Scientists all over the world are in a race to find a suitable vaccine for the COVID-19 with many speculating that an effective vaccine will most likely be developed in 2021 and not before then.
To curb the spread of the novel coronavirus, governments the world over are now shutting down schools, churches, mosques and other centres that may require a large number of gathering. By preventing large social gathering, the rate of spread of the coronavirus will be sufficiently reduced.
International flights have also been cancelled as most countries have banned the travel across international borders.
Is there a cure for Coronavirus?
After the coronavirus was discovered in November, many labs have started looking for a treatment to combat the coronavirus. Nonetheless, there is currently no cure for the coronavirus.
The treatment of the coronavirus is done with regard to the kind of care given for influenza (seasonal flu) and other severe respiratory illnesses. This form of treatment is known as “supportive care,” according to the Centers for Disease Control and Prevention (CDC). The treatments focuses on treating the symptoms, which usually involves fever, cough, fatigue and shortness of breath. In mild cases, the treatment for coronavirus would simply involve rest and fever-reducing medications such as acetaminophen (Tylenol) for comfort.

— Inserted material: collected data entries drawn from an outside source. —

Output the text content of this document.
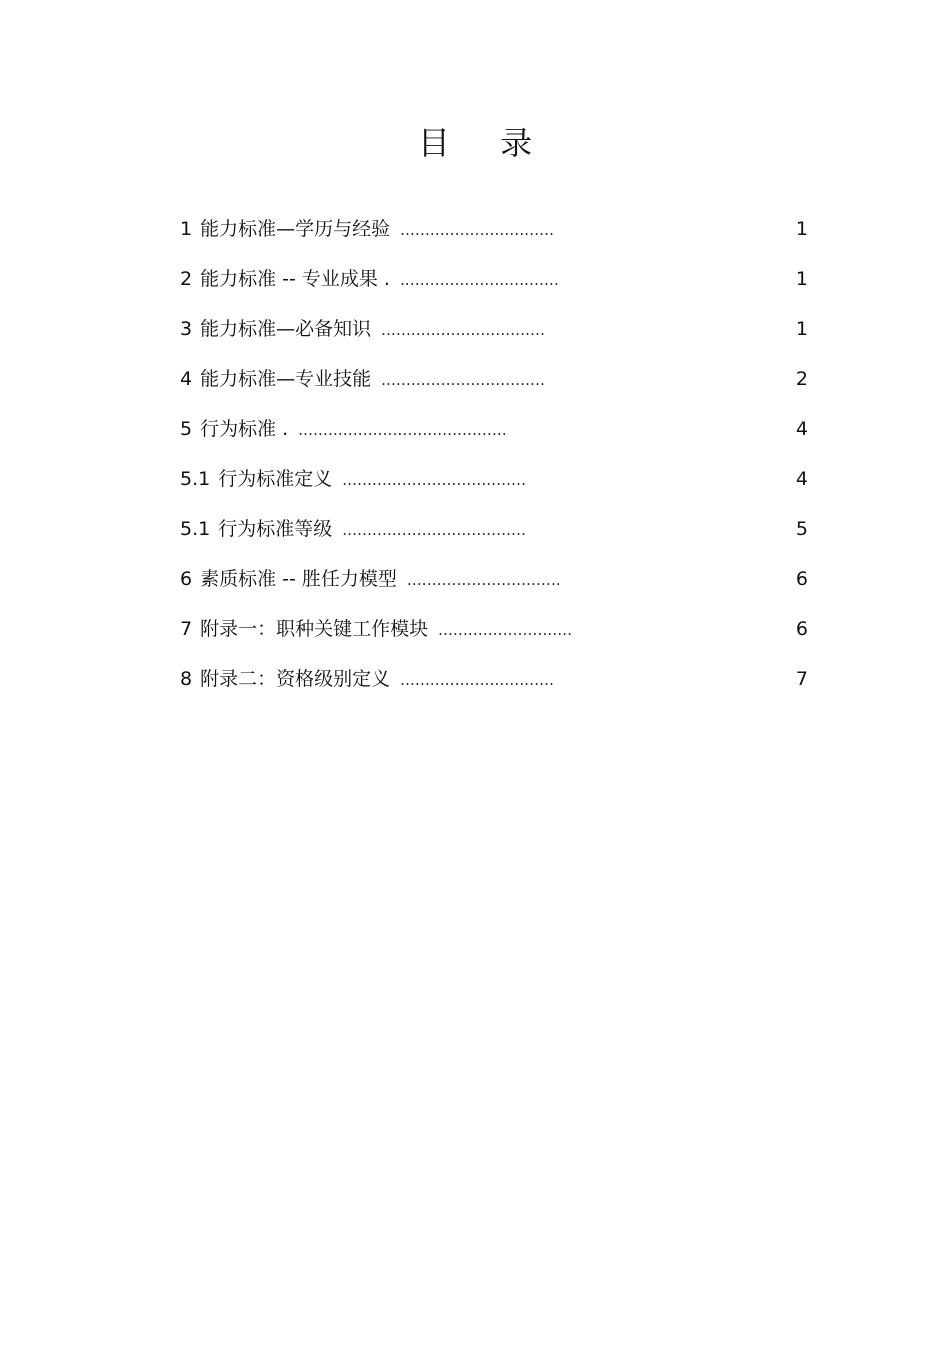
目 录
1 能力标准—学历与经验 ...............................	1
2 能力标准 -- 专业成果 . ................................	1
3 能力标准—必备知识 .................................	1
4 能力标准—专业技能 .................................	2
5 行为标准 . ..........................................	4
5.1 行为标准定义 .....................................	4
5.1 行为标准等级 .....................................	5
6 素质标准 -- 胜任力模型 ...............................	6
7 附录一：职种关键工作模块 ...........................	6
8 附录二：资格级别定义 ...............................	7
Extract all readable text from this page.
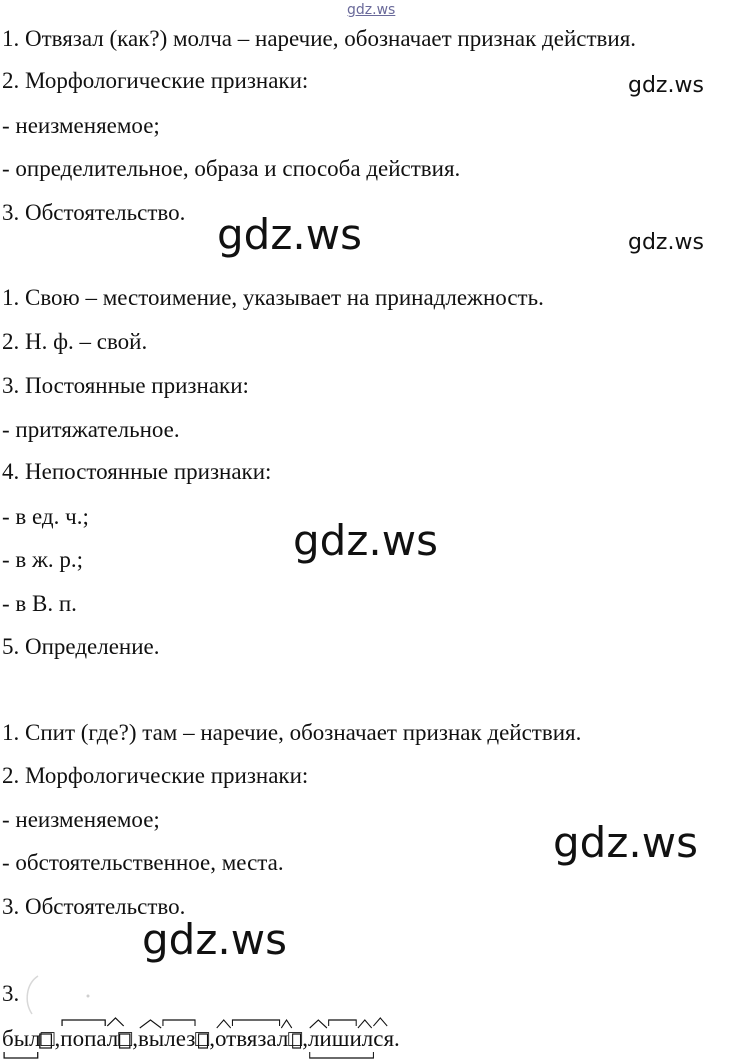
gdz.ws
1. Отвязал (как?) молча – наречие, обозначает признак действия.
2. Морфологические признаки:
- неизменяемое;
- определительное, образа и способа действия.
3. Обстоятельство.
1. Свою – местоимение, указывает на принадлежность.
2. Н. ф. – свой.
3. Постоянные признаки:
- притяжательное.
4. Непостоянные признаки:
- в ед. ч.;
- в ж. р.;
- в В. п.
5. Определение.
1. Спит (где?) там – наречие, обозначает признак действия.
2. Морфологические признаки:
- неизменяемое;
- обстоятельственное, места.
3. Обстоятельство.
3.
gdz.ws
gdz.ws	gdz.ws
gdz.ws
gdz.ws
gdz.ws
был□
,попал□
,вылез□
,отвязал□
,лишился
.
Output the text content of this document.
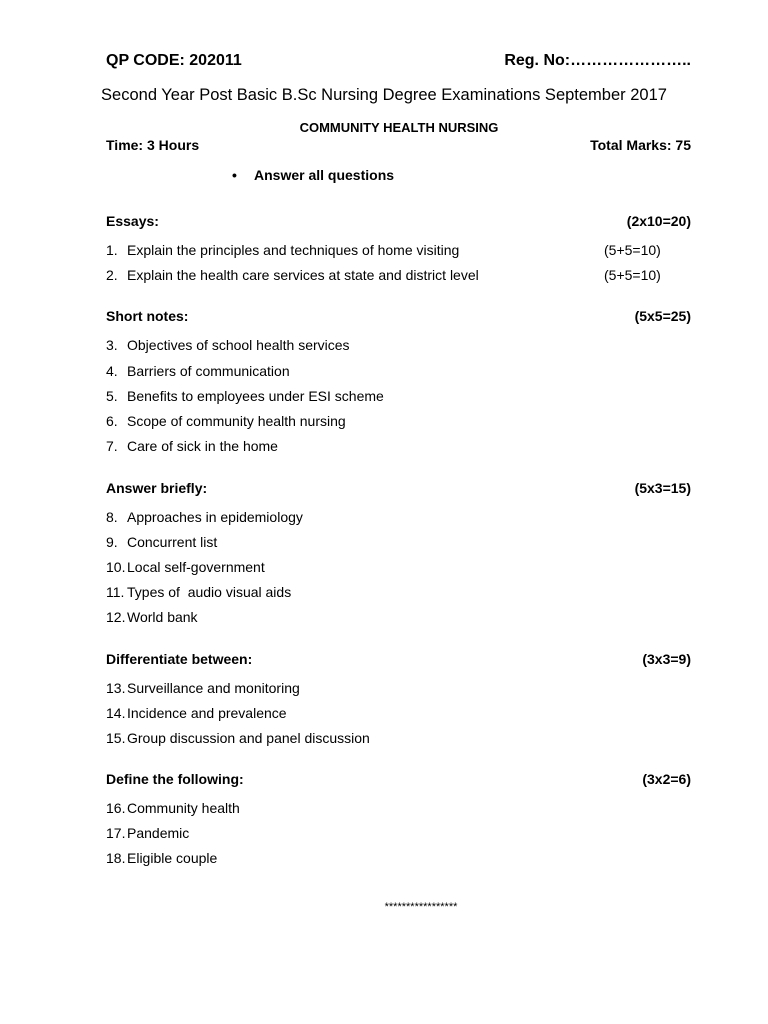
QP CODE: 202011	Reg. No:…………………..
Second Year Post Basic B.Sc Nursing Degree Examinations September 2017
COMMUNITY HEALTH NURSING
Time: 3 Hours	Total Marks: 75
• Answer all questions
Essays:	(2x10=20)
1. Explain the principles and techniques of home visiting	(5+5=10)
2. Explain the health care services at state and district level	(5+5=10)
Short notes:	(5x5=25)
3. Objectives of school health services
4. Barriers of communication
5. Benefits to employees under ESI scheme
6. Scope of community health nursing
7. Care of sick in the home
Answer briefly:	(5x3=15)
8. Approaches in epidemiology
9. Concurrent list
10. Local self-government
11. Types of  audio visual aids
12. World bank
Differentiate between:	(3x3=9)
13. Surveillance and monitoring
14. Incidence and prevalence
15. Group discussion and panel discussion
Define the following:	(3x2=6)
16. Community health
17. Pandemic
18. Eligible couple
*****************
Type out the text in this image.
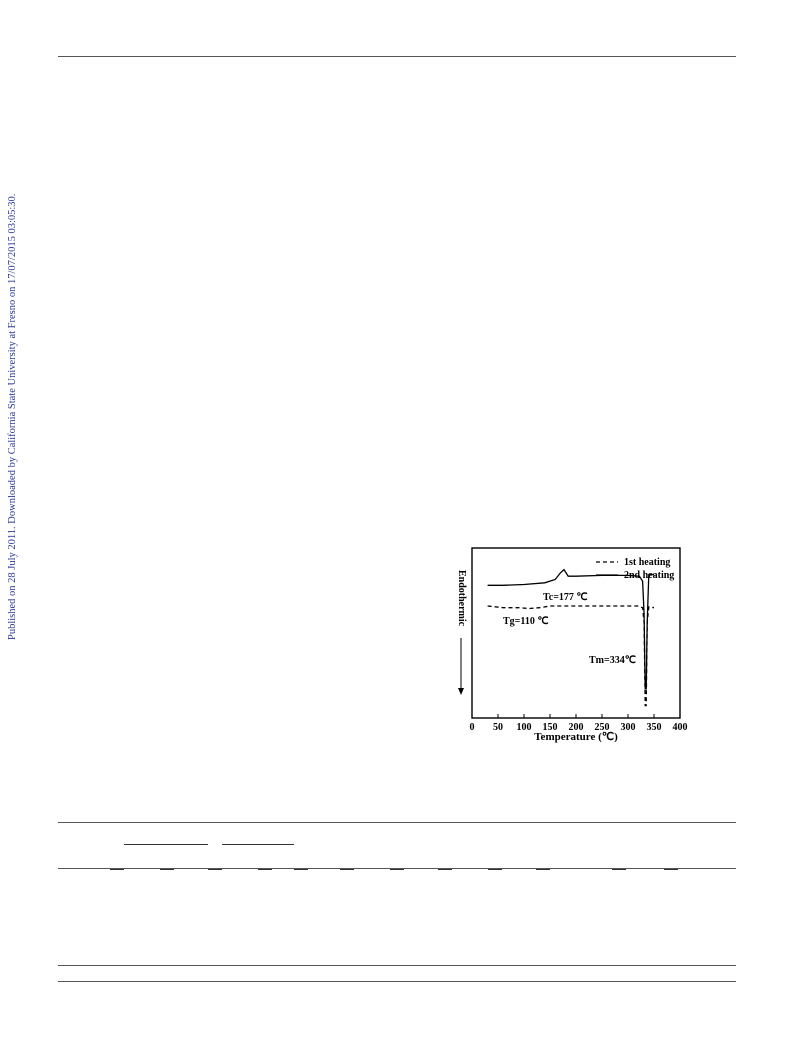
Published on 28 July 2011. Downloaded by California State University at Fresno on 17/07/2015 03:05:30.
0 50 100 150 200 250 300 350 400
1st heating
2nd heating
Tc=177 ℃
Tg=110 ℃
Tm=334℃
Endothermic
Temperature (℃)
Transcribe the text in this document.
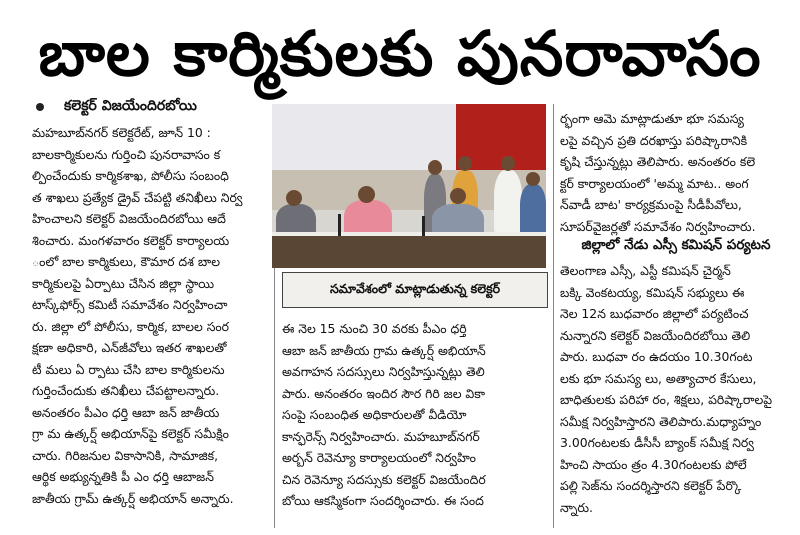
బాల కార్మికులకు పునరావాసం
కలెక్టర్ విజయేందిరబోయి

మహబూబ్‌నగర్ కలెక్టరేట్, జూన్ 10 :

బాలకార్మికులను గుర్తించి పునరావాసం క

ల్పించేందుకు కార్మికశాఖ, పోలీసు సంబంధి

త శాఖలు ప్రత్యేక డ్రైవ్ చేపట్టి తనిఖీలు నిర్వ

హించాలని కలెక్టర్ విజయేందిరబోయి ఆదే

శించారు. మంగళవారం కలెక్టర్ కార్యాలయ

ంలో బాల కార్మికులు, కౌమార దశ బాల

కార్మికులపై ఏర్పాటు చేసిన జిల్లా స్థాయి

టాస్క్‌ఫోర్స్ కమిటీ సమావేశం నిర్వహించా

రు. జిల్లా లో పోలీసు, కార్మిక, బాలల సంర

క్షణా అధికారి, ఎన్‌జీవోలు ఇతర శాఖలతో

టీ మలు ఏ ర్పాటు చేసి బాల కార్మికులను

గుర్తించేందుకు తనిఖీలు చేపట్టాలన్నారు.

అనంతరం పీఎం ధర్తి ఆబా జన్ జాతీయ

గ్రా మ ఉత్కర్ష్ అభియాన్‌పై కలెక్టర్ సమీక్షిం

చారు. గిరిజనుల వికాసానికి, సామాజిక,

ఆర్థిక అభ్యున్నతికి పీ ఎం ధర్తి ఆబాజన్

జాతీయ గ్రామ్ ఉత్కర్ష్ అభియాన్ అన్నారు.

సమావేశంలో మాట్లాడుతున్న కలెక్టర్

ఈ నెల 15 నుంచి 30 వరకు పీఎం ధర్తి

ఆబా జన్ జాతీయ గ్రామ ఉత్కర్ష్ అభియాన్

అవగాహన సదస్సులు నిర్వహిస్తున్నట్లు తెలి

పారు. అనంతరం ఇందిర సౌర గిరి జల వికా

సంపై సంబంధిత అధికారులతో వీడియో

కాన్ఫరెన్స్ నిర్వహించారు. మహబూబ్‌నగర్

అర్బన్ రెవెన్యూ కార్యాలయంలో నిర్వహిం

చిన రెవెన్యూ సదస్సుకు కలెక్టర్ విజయేందిర

బోయి ఆకస్మికంగా సందర్శించారు. ఈ సంద

ర్భంగా ఆమె మాట్లాడుతూ భూ సమస్య

లపై వచ్చిన ప్రతి దరఖాస్తు పరిష్కారానికి

కృషి చేస్తున్నట్లు తెలిపారు. అనంతరం కలె

క్టర్ కార్యాలయంలో 'అమ్మ మాట.. అంగ

న్‌వాడీ బాట' కార్యక్రమంపై సీడీపీవోలు,

సూపర్‌వైజర్లతో సమావేశం నిర్వహించారు.

జిల్లాలో నేడు ఎస్సీ కమిషన్ పర్యటన

తెలంగాణ ఎస్సీ, ఎస్టీ కమిషన్ చైర్మన్

బక్కి వెంకటయ్య, కమిషన్ సభ్యులు ఈ

నెల 12న బుధవారం జిల్లాలో పర్యటించ

నున్నారని కలెక్టర్ విజయేందిరబోయి తెలి

పారు. బుధవా రం ఉదయం 10.30గంట

లకు భూ సమస్య లు, అత్యాచార కేసులు,

బాధితులకు పరిహా రం, శిక్షలు, పరిష్కారాలపై

సమీక్ష నిర్వహిస్తారని తెలిపారు.మధ్యాహ్నం

3.00గంటలకు డీసీసీ బ్యాంక్ సమీక్ష నిర్వ

హించి సాయం త్రం 4.30గంటలకు పోలే

పల్లి సెజ్‌ను సందర్శిస్తారని కలెక్టర్ పేర్కొ

న్నారు.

How do you keep yourself safe from coronavirus?
The first step to keeping yourself safe from the coronavirus is to distance yourself from all social large social gatherings.
You may also want to limit your physical contact with people as it can spread through handshakes.
Don’t touch your face.
Ensure your foods are cooked properly, especially meats and wash your hands often or make use of hand sanitizers if you cannot get to soap and water.